After the deal, he offered me an extra portion in his outstretched hand. I dared not take it from his hand for fear of touching him. I offered my open palm. He put the cream in it, but inadvertently he touched my palm. My heart skipped a beat. Not even a lover’s touch is capable of producing the jerking current I experienced in my head. Had I er…defiled him? I stole a glance at his face, dreading to see his reaction. He didn’t look up. He was silent. He was busy packing the rest of the cream in his bag. I had seen the plastic bubble.
The Bull-Fight minus the Bull
While returning from the trek, when we were walking down a narrow stretch, we spotted a mountain woman appear from the other side. She was looking intently in our direction. We smiled at her. She smiled back. I still couldn’t make out her intentions. Then our eyes fell on the little bundles of white fur walking furiously behind her. At first it seemed there were only a dozen of them. But as they neared, we realized there were…well…there were sheep as far as our human eyes could see. On one side of the path was an elevated ground covered with rough grass and mud, and on the other side…well, there was no other side, it was down below.
There was no room for the sheep and us together. The lady signalled to us to get aside. The sheep couldn’t be stopped. There was a long queue following her. We four girls too were in a queue; I was the last.
There was a small step in the elevated earth on one side. One could climb up. My friend in front ascended the step. So did the girl behind her. But the pretty woman ahead of me refused to. Her shoes were slipping. And so was my time. The sheep were nearing. They were impatiently rushing ahead.
I called out to her to hurry up. She tried. Slipped again. I was behind. And the sheep seemed to have my behind in their mind. The non-chalant expression on the face of the mountain woman had vanished. So had the colour on my face. I shrieked, “Will you bloody give me way?!”
The first sheep was 1 metre away. Our eyes met. She quickened her pace and lifted her head high.
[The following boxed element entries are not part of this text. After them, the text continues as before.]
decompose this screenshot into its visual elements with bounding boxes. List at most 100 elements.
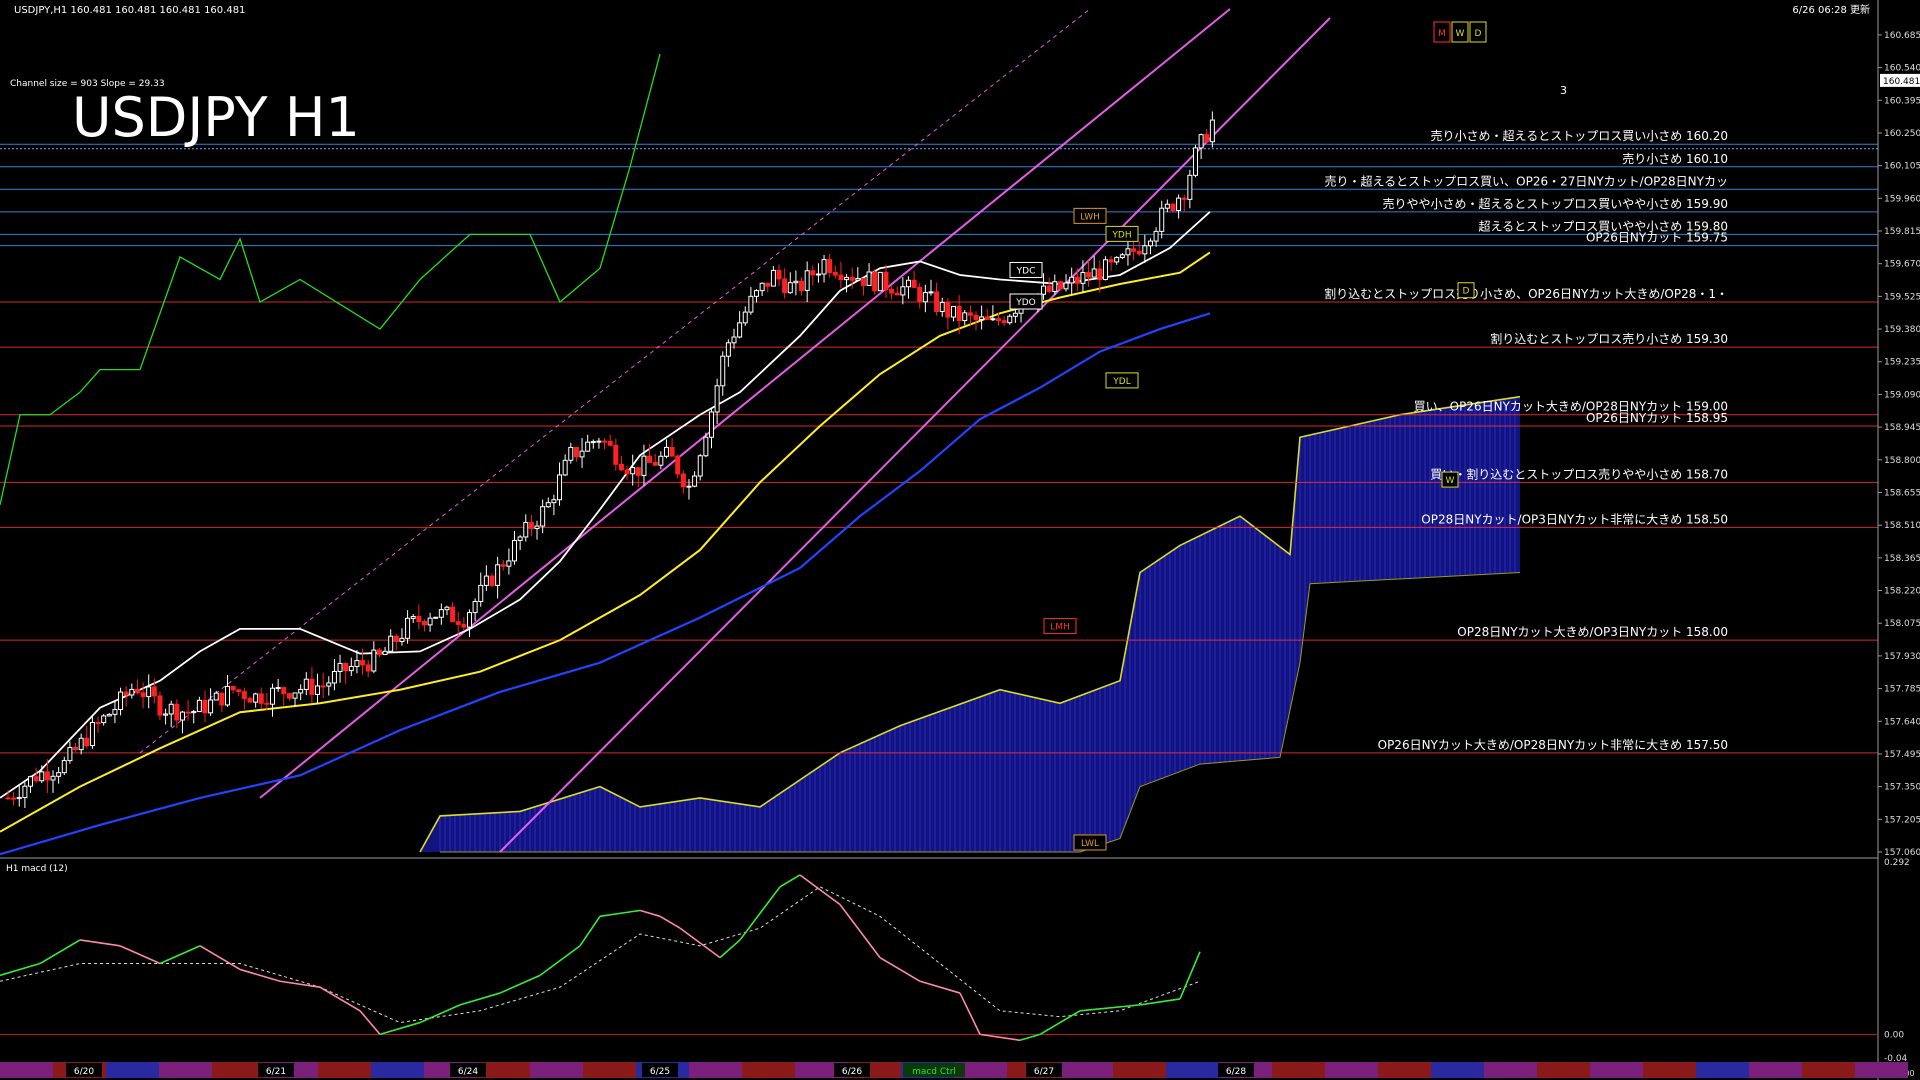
candle-body[interactable] [337,662,343,672]
candle-body[interactable] [686,485,692,488]
candle-body[interactable] [1136,250,1142,255]
candle-body[interactable] [326,682,332,687]
candle-body[interactable] [95,721,101,724]
candle-body[interactable] [1147,240,1153,247]
candle-body[interactable] [16,796,22,800]
candle-body[interactable] [331,670,337,684]
candle-body[interactable] [1108,259,1114,263]
candle-body[interactable] [984,316,990,320]
candle-body[interactable] [393,635,399,642]
candle-body[interactable] [647,455,653,463]
candle-body[interactable] [922,292,928,303]
candle-body[interactable] [697,455,703,477]
candle-body[interactable] [292,692,298,699]
candle-body[interactable] [945,301,951,318]
candle-body[interactable] [33,776,39,782]
candle-body[interactable] [680,473,686,488]
candle-body[interactable] [894,292,900,296]
candle-body[interactable] [692,475,698,487]
candle-body[interactable] [365,664,371,672]
candle-body[interactable] [360,660,366,666]
candle-body[interactable] [416,616,422,623]
candle-body[interactable] [967,312,973,316]
candle-body[interactable] [900,286,906,296]
candle-body[interactable] [804,270,810,291]
candle-body[interactable] [89,721,95,747]
candle-body[interactable] [708,411,714,438]
candle-body[interactable] [939,301,945,312]
candle-body[interactable] [1164,203,1170,209]
candle-body[interactable] [1102,259,1108,281]
candle-body[interactable] [286,693,292,699]
candle-body[interactable] [573,446,579,458]
candle-body[interactable] [118,691,124,711]
candle-body[interactable] [742,311,748,324]
candle-body[interactable] [1170,203,1176,211]
candle-body[interactable] [146,686,152,698]
candle-body[interactable] [1192,147,1198,176]
candle-body[interactable] [889,289,895,294]
candle-body[interactable] [5,797,11,800]
candle-body[interactable] [123,691,129,696]
candle-body[interactable] [106,713,112,717]
macd-ctrl-label[interactable]: macd Ctrl [912,1067,956,1077]
candle-body[interactable] [737,322,743,338]
candle-body[interactable] [495,564,501,586]
candle-body[interactable] [168,703,174,715]
candle-body[interactable] [163,713,169,716]
candle-body[interactable] [11,797,17,800]
candle-body[interactable] [1209,119,1215,143]
candle-body[interactable] [376,649,382,656]
candle-body[interactable] [427,617,433,626]
candle-body[interactable] [500,564,506,567]
candle-body[interactable] [84,737,90,747]
candle-body[interactable] [872,271,878,292]
candle-body[interactable] [1052,281,1058,292]
candle-body[interactable] [855,278,861,281]
candle-body[interactable] [517,536,523,541]
candle-body[interactable] [754,290,760,297]
candle-body[interactable] [264,702,270,705]
candle-body[interactable] [208,699,214,714]
candle-body[interactable] [421,621,427,626]
candle-body[interactable] [309,678,315,695]
candle-body[interactable] [675,455,681,475]
candle-body[interactable] [1074,276,1080,284]
candle-body[interactable] [866,271,872,286]
candle-body[interactable] [1131,248,1137,252]
candle-body[interactable] [179,711,185,721]
candle-body[interactable] [315,685,321,695]
candle-body[interactable] [1114,256,1120,263]
candle-body[interactable] [185,711,191,714]
candle-body[interactable] [1125,248,1131,256]
candle-body[interactable] [348,665,354,672]
candle-body[interactable] [720,355,726,387]
candle-body[interactable] [596,440,602,443]
candle-body[interactable] [1187,174,1193,200]
candle-body[interactable] [1063,282,1069,290]
candle-body[interactable] [101,715,107,724]
candle-body[interactable] [799,280,805,291]
candle-body[interactable] [196,699,202,713]
candle-body[interactable] [298,688,304,694]
candle-body[interactable] [73,746,79,751]
candle-body[interactable] [590,441,596,444]
candle-body[interactable] [320,685,326,688]
candle-body[interactable] [990,318,996,321]
candle-body[interactable] [770,269,776,287]
candle-body[interactable] [270,687,276,705]
candle-body[interactable] [50,775,56,781]
candle-body[interactable] [613,444,619,465]
candle-body[interactable] [714,385,720,413]
candle-body[interactable] [523,522,529,538]
usdjpy-h1-chart[interactable]: 売り小さめ・超えるとストップロス買い小さめ 160.20 売り小さめ 160.10… [0,0,1920,1080]
candle-body[interactable] [759,282,765,292]
candle-body[interactable] [540,506,546,527]
candle-body[interactable] [1069,276,1075,284]
candle-body[interactable] [1001,320,1007,324]
candle-body[interactable] [281,687,287,695]
candle-body[interactable] [877,271,883,292]
candle-body[interactable] [371,649,377,672]
candle-body[interactable] [247,698,253,703]
candle-body[interactable] [483,575,489,586]
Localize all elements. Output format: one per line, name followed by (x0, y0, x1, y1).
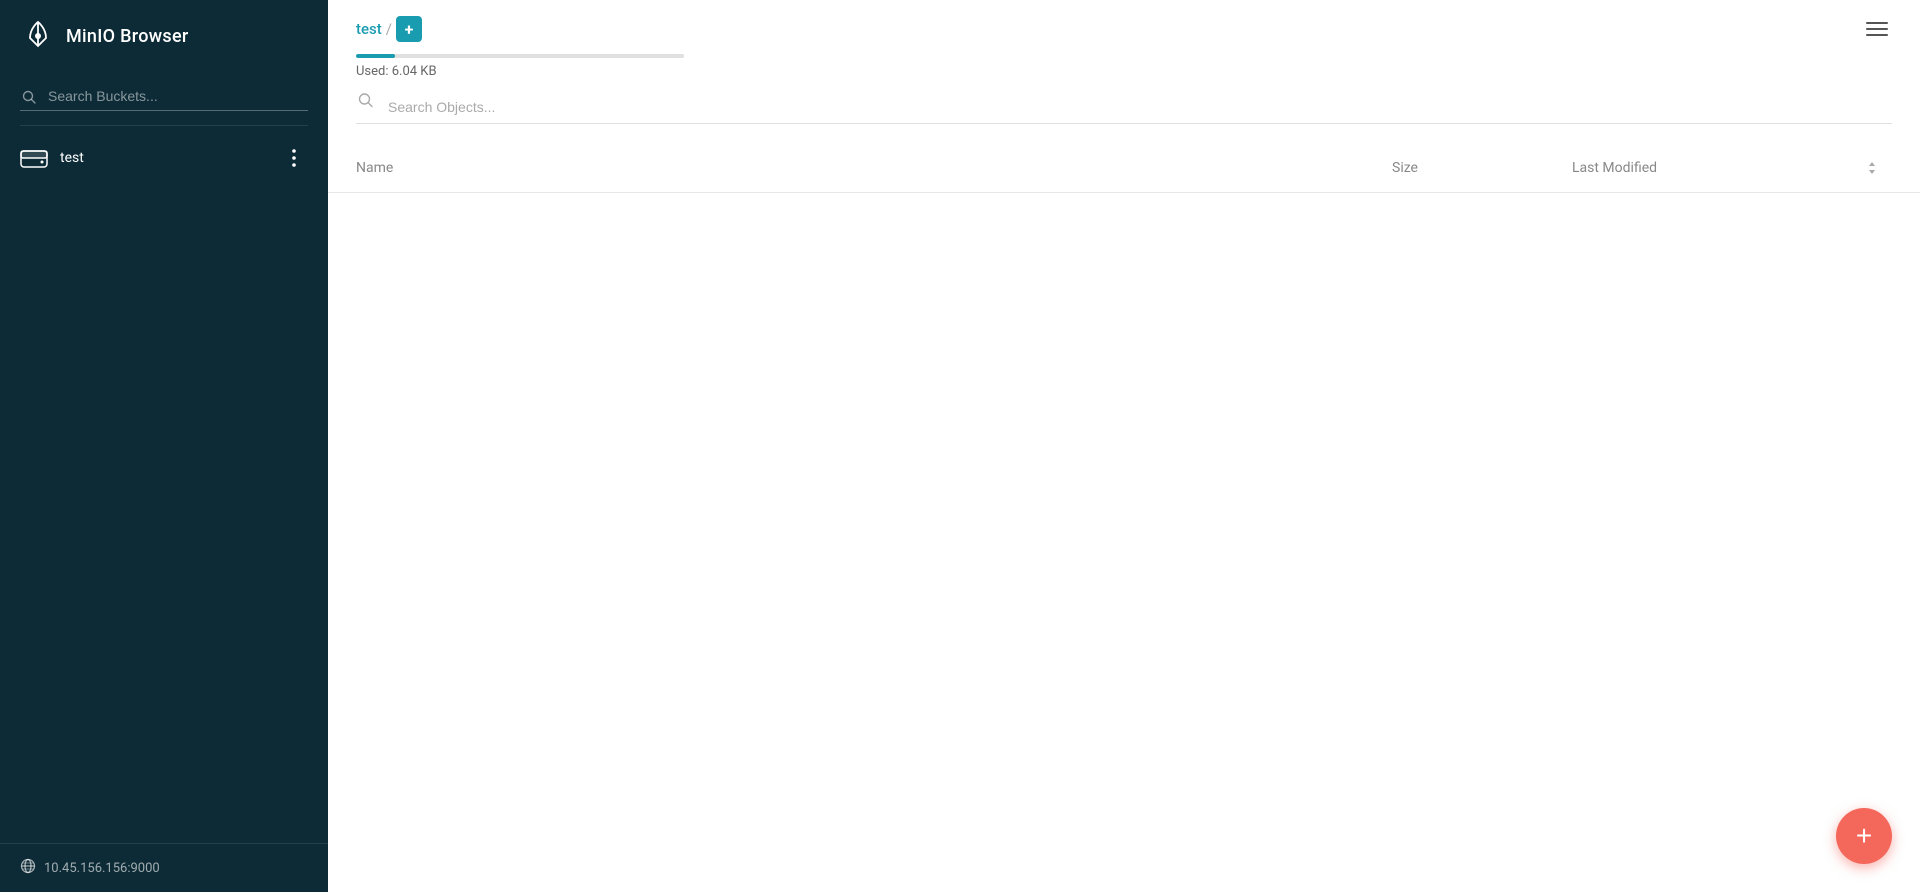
sort-button[interactable] (1852, 160, 1892, 176)
breadcrumb-bucket-link[interactable]: test (356, 20, 382, 38)
main-content: test / + Used: 6.04 KB Name Size Last Mo… (328, 0, 1920, 892)
bucket-search-icon (22, 90, 36, 108)
table-header: Name Size Last Modified (328, 144, 1920, 193)
bucket-item[interactable]: test (0, 132, 328, 184)
sidebar: MinIO Browser test (0, 0, 328, 892)
object-search-input[interactable] (356, 91, 1892, 124)
bucket-search-container (0, 72, 328, 125)
main-menu-button[interactable] (1862, 18, 1892, 40)
storage-bar-container: Used: 6.04 KB (328, 50, 1920, 79)
storage-bar-track (356, 54, 684, 58)
add-folder-button[interactable]: + (396, 16, 422, 42)
bucket-name: test (60, 150, 280, 166)
column-name-header: Name (356, 160, 1392, 176)
table-body (328, 193, 1920, 892)
bucket-search-input[interactable] (20, 82, 308, 111)
object-search-icon (358, 92, 373, 111)
upload-button[interactable]: + (1836, 808, 1892, 864)
storage-used-label: Used: 6.04 KB (356, 64, 1892, 79)
sidebar-header: MinIO Browser (0, 0, 328, 72)
minio-logo-icon (20, 18, 56, 54)
bucket-menu-button[interactable] (280, 144, 308, 172)
object-search-container (328, 79, 1920, 124)
app-title: MinIO Browser (66, 26, 189, 47)
globe-icon (20, 858, 36, 878)
column-last-modified-header: Last Modified (1572, 160, 1852, 176)
breadcrumb: test / + (356, 16, 422, 42)
server-address: 10.45.156.156:9000 (44, 861, 160, 876)
main-header: test / + (328, 0, 1920, 50)
breadcrumb-separator: / (386, 20, 392, 38)
bucket-list: test (0, 126, 328, 843)
sidebar-footer: 10.45.156.156:9000 (0, 843, 328, 892)
bucket-drive-icon (20, 147, 48, 169)
column-size-header: Size (1392, 160, 1572, 176)
storage-bar-fill (356, 54, 395, 58)
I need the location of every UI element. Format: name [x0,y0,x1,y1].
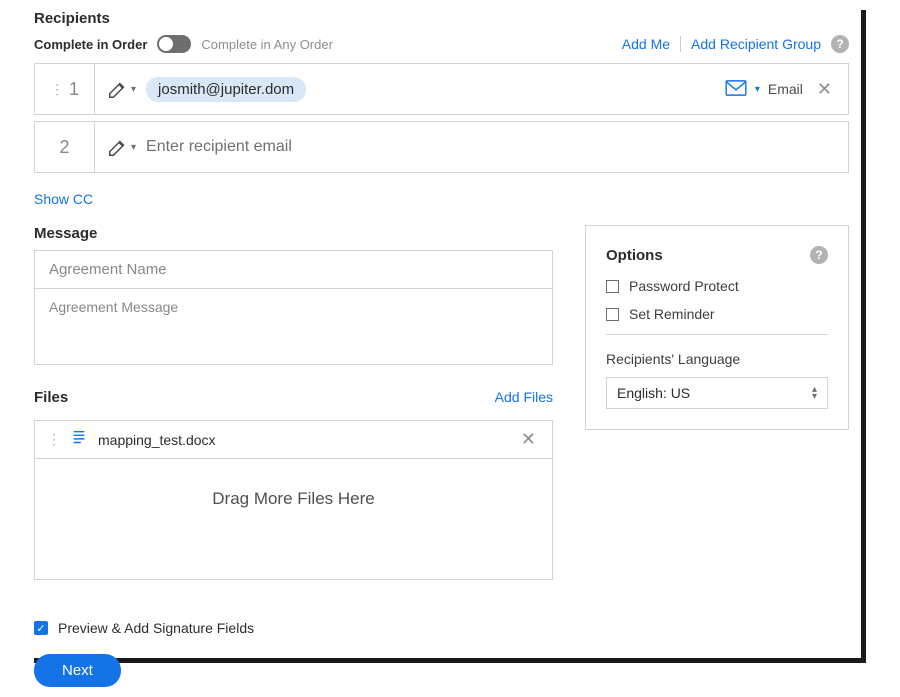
help-icon[interactable]: ? [810,246,828,264]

She had horns. From that distance, all I could see was the tip of the horns. Everything else had blurred.
“Go! Go! Go!!!!” I pushed Dainty Shoes up the little plateau. She was up in a second. True, in times of crisis, unlimited energy flows through our veins. I ran. The horns missed my posterior by 3 inches. But we weren’t done yet. The sheep was following me up. I cried in panic.
“Aunty! Bachao!”
The sheep had climbed up and was glaring at me from my feet. Worse, the others had started following her. The lady made a ‘cluck’ sound and tapped her stick on the ground. The sheep withdrew. But my heart was still in my mouth. We stood there at the edge of the mountain. Watching the now-stirred sheep pass by. There were hundreds of them. We waited for 10 minutes. There was a collective sigh when we spotted the old black dog.
The Cream
Driving back through the extremely potholed and dusty road from Malana to Kasol, we were eerily silent. A numbing hush had fallen over the group. We were back. We had seen Malana. We had the cream. At night, sitting on the terrace with people we barely knew, we kissed Malana. It was the only fitting end to the journey. The culmination of a climax exhaled out in smoke rings across the dark blue sky.
I don’t have any tips, any suggestions to give to anybody. It’s not a museum tour. You create your own journey. How it turns out is exactly how it is supposed to be. If you are not happy with it, you look inside, and make another journey till you find that happiness. Or maybe something like that. Chalo, now that I feel deep and preachy enough, I can go and think of my next journey.